11th Annual Conference of the International Speech Communication Association

Makuhari, Chiba, Japan
September 26-30. 2010

The Use of Air-Pressure Sensor in Electrolaryngeal Speech Enhancement Based on Statistical Voice Conversion

Keigo Nakamura, Tomoki Toda, Hiroshi Saruwatari, Kiyohiro Shikano

NAIST, Japan

In our previous work, we proposed a speaking-aid system converting electrolaryngeal speech (EL speech) to normal speech using a statistical voice conversion technique. The main weakness of our system is the difficulty of estimating natural contours of the fundamental frequency (F0) from EL speech including only built-in F0 contours. This paper proposes another speaking-aid system with an air-pressure sensor to enable laryngectomees to control F0 contours of the EL speech using their breathing air.

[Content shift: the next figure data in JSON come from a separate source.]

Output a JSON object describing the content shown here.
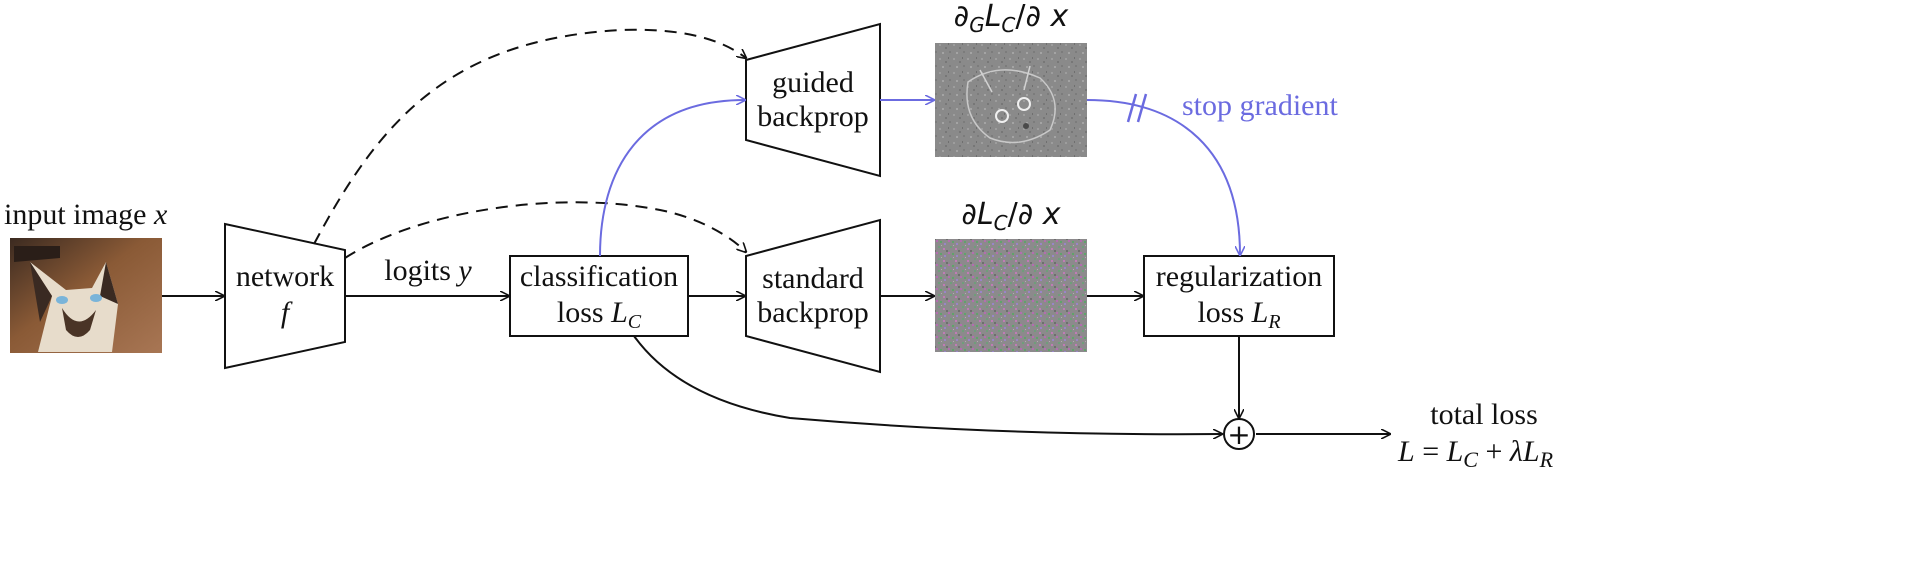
{
  "colors": {
    "ink": "#111111",
    "accent": "#6b6be0"
  },
  "input": {
    "label": "input image",
    "var": "x"
  },
  "network": {
    "line1": "network",
    "line2": "f"
  },
  "logits": {
    "label": "logits",
    "var": "y"
  },
  "classification": {
    "line1": "classification",
    "line2_prefix": "loss",
    "line2_var": "L",
    "line2_sub": "C"
  },
  "guided": {
    "line1": "guided",
    "line2": "backprop"
  },
  "standard": {
    "line1": "standard",
    "line2": "backprop"
  },
  "regularization": {
    "line1": "regularization",
    "line2_prefix": "loss",
    "line2_var": "L",
    "line2_sub": "R"
  },
  "guided_grad": {
    "d1": "∂",
    "d1_sub": "G",
    "num_var": "L",
    "num_sub": "C",
    "slash": "/∂",
    "den_var": "x"
  },
  "standard_grad": {
    "d1": "∂",
    "num_var": "L",
    "num_sub": "C",
    "slash": "/∂",
    "den_var": "x"
  },
  "stop_gradient": "stop gradient",
  "sum_symbol": "+",
  "total": {
    "label": "total loss",
    "lhs": "L",
    "eq": "=",
    "t1": "L",
    "t1_sub": "C",
    "plus": "+",
    "lambda": "λ",
    "t2": "L",
    "t2_sub": "R"
  }
}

The experimental result demonstrates that 1) the correlation coefficient of F0 contours between the converted and the target speech is improved from 0.58 to 0.78 by the use of the air-pressure sensor and 2) the synthetic speech converted by the proposed system sounds more natural and is more preferred to that by our conventional aid system.

Full Paper

Bibliographic reference.  Nakamura, Keigo / Toda, Tomoki / Saruwatari, Hiroshi / Shikano, Kiyohiro (2010): "The use of air-pressure sensor in electrolaryngeal speech enhancement based on statistical voice conversion", In INTERSPEECH-2010, 1628-1631.